Blockchain pay won’t work until it’s as easy as email
Just like any other emerging disruptive technology, blockchain is naturally inclined to go head over heels in creating projects that focus on its very own unique niche strengths. All of this sounds great and the hype seems warranted at first, but the problem for nearly every participant in the space, no matter what grand vision they are working on, is that very few are actually creating products that people want.
Blockchain is still in its infancy, making it very complex, bulky, expensive, slow and absolutely terrible to use for almost everyone who’s not an active participant in building the internet of tomorrow.
Crypto’s notoriously steep learning curve (more like a straight up brick wall) is a major blunder that is driving many retail investors away and sets the entire space back further and further away from crypto’s Holy Grail: the universal adoption that is paramount to realize its vast potential.
Let’s draw a parallel between blockchain and another disruptive technology, email, to further illustrate this point.

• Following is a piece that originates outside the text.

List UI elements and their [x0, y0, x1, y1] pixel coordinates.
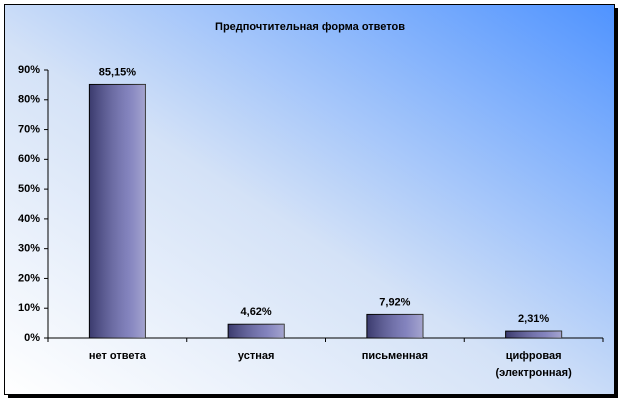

While making your first steps into crypto, it is essential to know about address syntax, types of keys, block producing, DLT, confirmations, fees, types of wallets, exchanges, a million new technical jargon entries and a million other things you should and shouldn’t do because you might lose your money in the process.
Now ask yourself this: What do you need to know about TCP/IP to be able to send an email?

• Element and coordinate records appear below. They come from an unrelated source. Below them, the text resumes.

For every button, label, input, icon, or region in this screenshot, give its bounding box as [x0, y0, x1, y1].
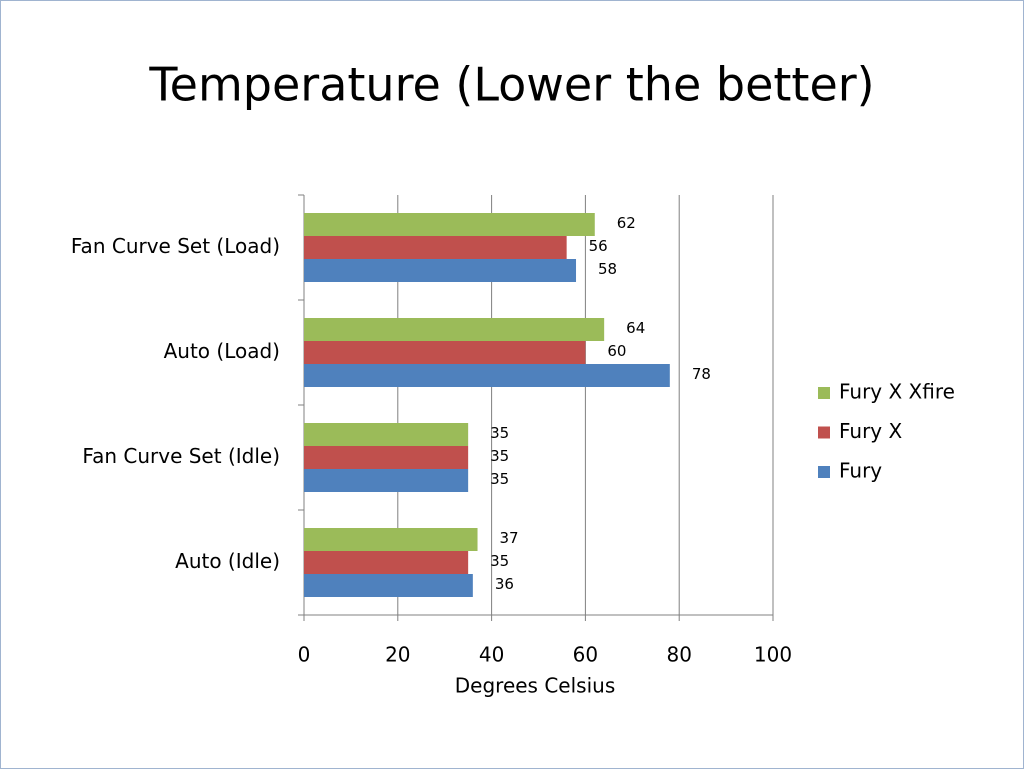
x-tick-label: 0	[298, 643, 311, 667]
legend-swatch	[818, 426, 830, 439]
data-label: 58	[598, 260, 617, 278]
data-label: 35	[490, 424, 509, 442]
data-label: 35	[490, 552, 509, 570]
data-label: 35	[490, 447, 509, 465]
data-label: 37	[500, 529, 519, 547]
bar	[304, 318, 605, 341]
y-tick-label: Auto (Load)	[164, 339, 280, 363]
data-label: 62	[617, 214, 636, 232]
bar	[304, 446, 469, 469]
legend-label: Fury X Xfire	[839, 380, 955, 404]
bar	[304, 423, 469, 446]
x-tick-label: 100	[754, 643, 792, 667]
bar	[304, 341, 586, 364]
bar	[304, 551, 469, 574]
x-tick-label: 60	[573, 643, 598, 667]
bar	[304, 528, 478, 551]
bar	[304, 469, 469, 492]
legend-swatch	[818, 387, 830, 399]
y-tick-label: Auto (Idle)	[175, 549, 280, 573]
legend-label: Fury	[839, 459, 882, 483]
x-axis-label: Degrees Celsius	[455, 674, 615, 698]
legend-label: Fury X	[839, 419, 903, 443]
chart-title: Temperature (Lower the better)	[148, 58, 874, 112]
y-tick-label: Fan Curve Set (Load)	[71, 234, 280, 258]
bar	[304, 259, 577, 282]
y-tick-label: Fan Curve Set (Idle)	[82, 444, 280, 468]
x-tick-label: 80	[666, 643, 691, 667]
legend-swatch	[818, 466, 830, 478]
data-label: 35	[490, 470, 509, 488]
bar	[304, 574, 473, 597]
bar	[304, 213, 595, 236]
data-label: 56	[589, 237, 608, 255]
bar	[304, 236, 567, 259]
data-label: 78	[692, 365, 711, 383]
x-tick-label: 20	[385, 643, 410, 667]
data-label: 64	[626, 319, 645, 337]
bar	[304, 364, 670, 387]
data-label: 36	[495, 575, 514, 593]
data-label: 60	[607, 342, 626, 360]
x-tick-label: 40	[479, 643, 504, 667]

Nothing. And that’s the beauty of it — you just type your message click send and the rest sorts itself out.
Don’t get me wrong. There’s nothing wrong with blockchain technology by itself. Quite the contrary: It is an amazing piece of work that offers great potential. But until significant steps are taken toward creating a seamless and intuitive experience, blockchain will fall short of its goals, as it is unable to communicate its value, thanks to that brick (communication) wall.

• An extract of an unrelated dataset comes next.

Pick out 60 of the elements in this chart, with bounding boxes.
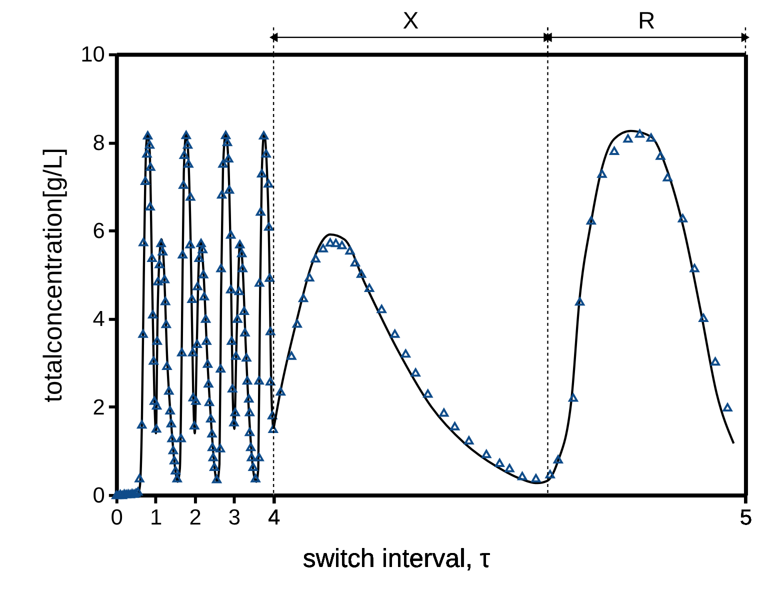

You can’t compete with internet giants, such as Facebook, PayPal and Twitter when your user experience is the equivalent of solving mathematical equations with a potato. Not only does it need to be on par, it needs to be better, much, much better, to persuade people to make the conscious effort of switching platforms.
Nevertheless, there is a silver lining to all this. People who like to keep their fingers on the pulse of the industry have likely noticed the significant advances from many diverse business cases within the industry.
When it comes to wallet UX, you have projects like Lumi, Atomic and Trust wallets that offer access via mnemonic seed phrases, skipping the need to remember complex private keys. Bonus points for Lumi and Atomic’s integrated exchanges and Trust’s built-in dApp browser, which serves the same purpose but expands on the idea.
Then looking at user-friendly payments, you have Bitcoin Cash’s Badger and Bitcoin SV’s Money buttons, which allow near-instant and free contributions from visitors on your website.
All these are marvelous features that facilitate the entire process without compromising security and the basic tenets of blockchain technology. One small step for a project, one giant leap for crypto adoption.
Such developments are vital to achieving crypto’s vision of being a peer-to-peer electronic cash system — if crypto wants to be cash, it has to be as easy and convenient as cash. Anything short of that and it’s going to stay a niche speculative asset, or a boring store of value, when it can be passing through the digital hands of every person in this world.
Don’t settle for less. Make crypto convenient and help shape the economy of tomorrow.